Three different types of models were used in this project:

  • K-Nearest Neighbors (KNN): A simple model making predictions based on the closest data points. Tested with k=1 and k=3 settings.
  • Random Forest: Known for accuracy and reliability, this model works by creating several decision trees and combining their results. The number of trees (n_estimators) was adjusted for optimal performance.
  • Support Vector Machine (SVM): Strong for datasets with many features, SVM can be customized with different kernel functions.

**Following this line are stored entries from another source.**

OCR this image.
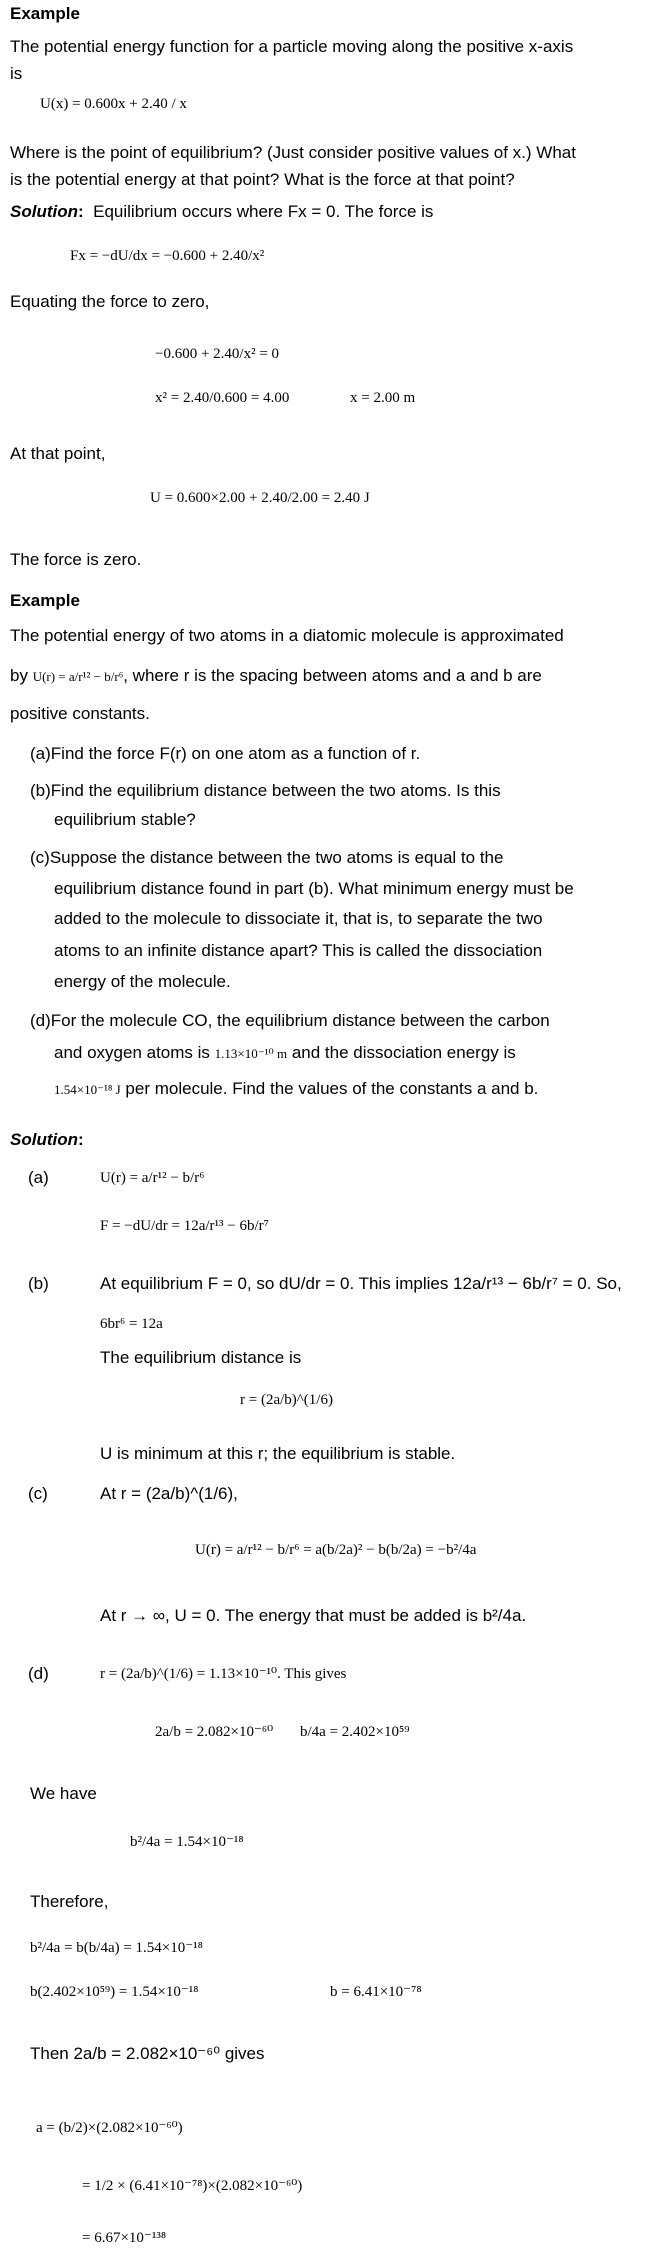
Example
The potential energy function for a particle moving along the positive x-axis
is
U(x) = 0.600x + 2.40 / x
Where is the point of equilibrium? (Just consider positive values of x.) What
is the potential energy at that point? What is the force at that point?
Solution: Equilibrium occurs where Fx = 0. The force is
Fx = −dU/dx = −0.600 + 2.40/x²
Equating the force to zero,
−0.600 + 2.40/x² = 0
x² = 2.40/0.600 = 4.00	x = 2.00 m
At that point,
U = 0.600×2.00 + 2.40/2.00 = 2.40 J
The force is zero.
Example
The potential energy of two atoms in a diatomic molecule is approximated
by U(r) = a/r¹² − b/r⁶, where r is the spacing between atoms and a and b are
positive constants.
(a)Find the force F(r) on one atom as a function of r.
(b)Find the equilibrium distance between the two atoms. Is this
equilibrium stable?
(c)Suppose the distance between the two atoms is equal to the
equilibrium distance found in part (b). What minimum energy must be
added to the molecule to dissociate it, that is, to separate the two
atoms to an infinite distance apart? This is called the dissociation
energy of the molecule.
(d)For the molecule CO, the equilibrium distance between the carbon
and oxygen atoms is 1.13×10⁻¹⁰ m and the dissociation energy is
1.54×10⁻¹⁸ J per molecule. Find the values of the constants a and b.
Solution:
(a)	U(r) = a/r¹² − b/r⁶
F = −dU/dr = 12a/r¹³ − 6b/r⁷
(b)	At equilibrium F = 0, so dU/dr = 0. This implies 12a/r¹³ − 6b/r⁷ = 0. So,
6br⁶ = 12a
The equilibrium distance is
r = (2a/b)^(1/6)
U is minimum at this r; the equilibrium is stable.
(c)	At r = (2a/b)^(1/6),
U(r) = a/r¹² − b/r⁶ = a(b/2a)² − b(b/2a) = −b²/4a
At r → ∞, U = 0. The energy that must be added is b²/4a.
(d)	r = (2a/b)^(1/6) = 1.13×10⁻¹⁰. This gives
2a/b = 2.082×10⁻⁶⁰ b/4a = 2.402×10⁵⁹
We have
b²/4a = 1.54×10⁻¹⁸
Therefore,
b²/4a = b(b/4a) = 1.54×10⁻¹⁸
b(2.402×10⁵⁹) = 1.54×10⁻¹⁸	b = 6.41×10⁻⁷⁸
Then 2a/b = 2.082×10⁻⁶⁰ gives
a = (b/2)×(2.082×10⁻⁶⁰)
= 1/2 × (6.41×10⁻⁷⁸)×(2.082×10⁻⁶⁰)
= 6.67×10⁻¹³⁸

The C parameter was fine-tuned to control the model's complexity.

Evaluation Metrics

The models' performance was evaluated using the following metrics:

  • Accuracy: Measures the proportion of correctly predicted examples.
  • Precision and Recall: Provide insights into the accuracy of the model's predictions and its ability to find all true cases.
  • F1-Score: A balance of precision and recall in one number.

Experiments and Results

  • KNN with k=1: Showed perfect learning from training data but less effective on test data, suggesting overfitting.
  • KNN with k=3: Slightly better performance on test data, indicating better generalization.
  • Random Forest and SVM: Performance was evaluated based on the number of trees for Random Forest and the C parameter for SVM. Random Forest showed higher accuracy and fewer misclassifications compared to SVM.

Conclusions and Discussion

The analysis concluded that the Random Forest model outperformed the SVM model and KNN for this dataset. The Random Forest model's ensemble approach produced a more generalized and robust model, performing well with complex feature relationships. KNN with k=3 yielded better results than k=1, reducing overfitting and improving performance on test data.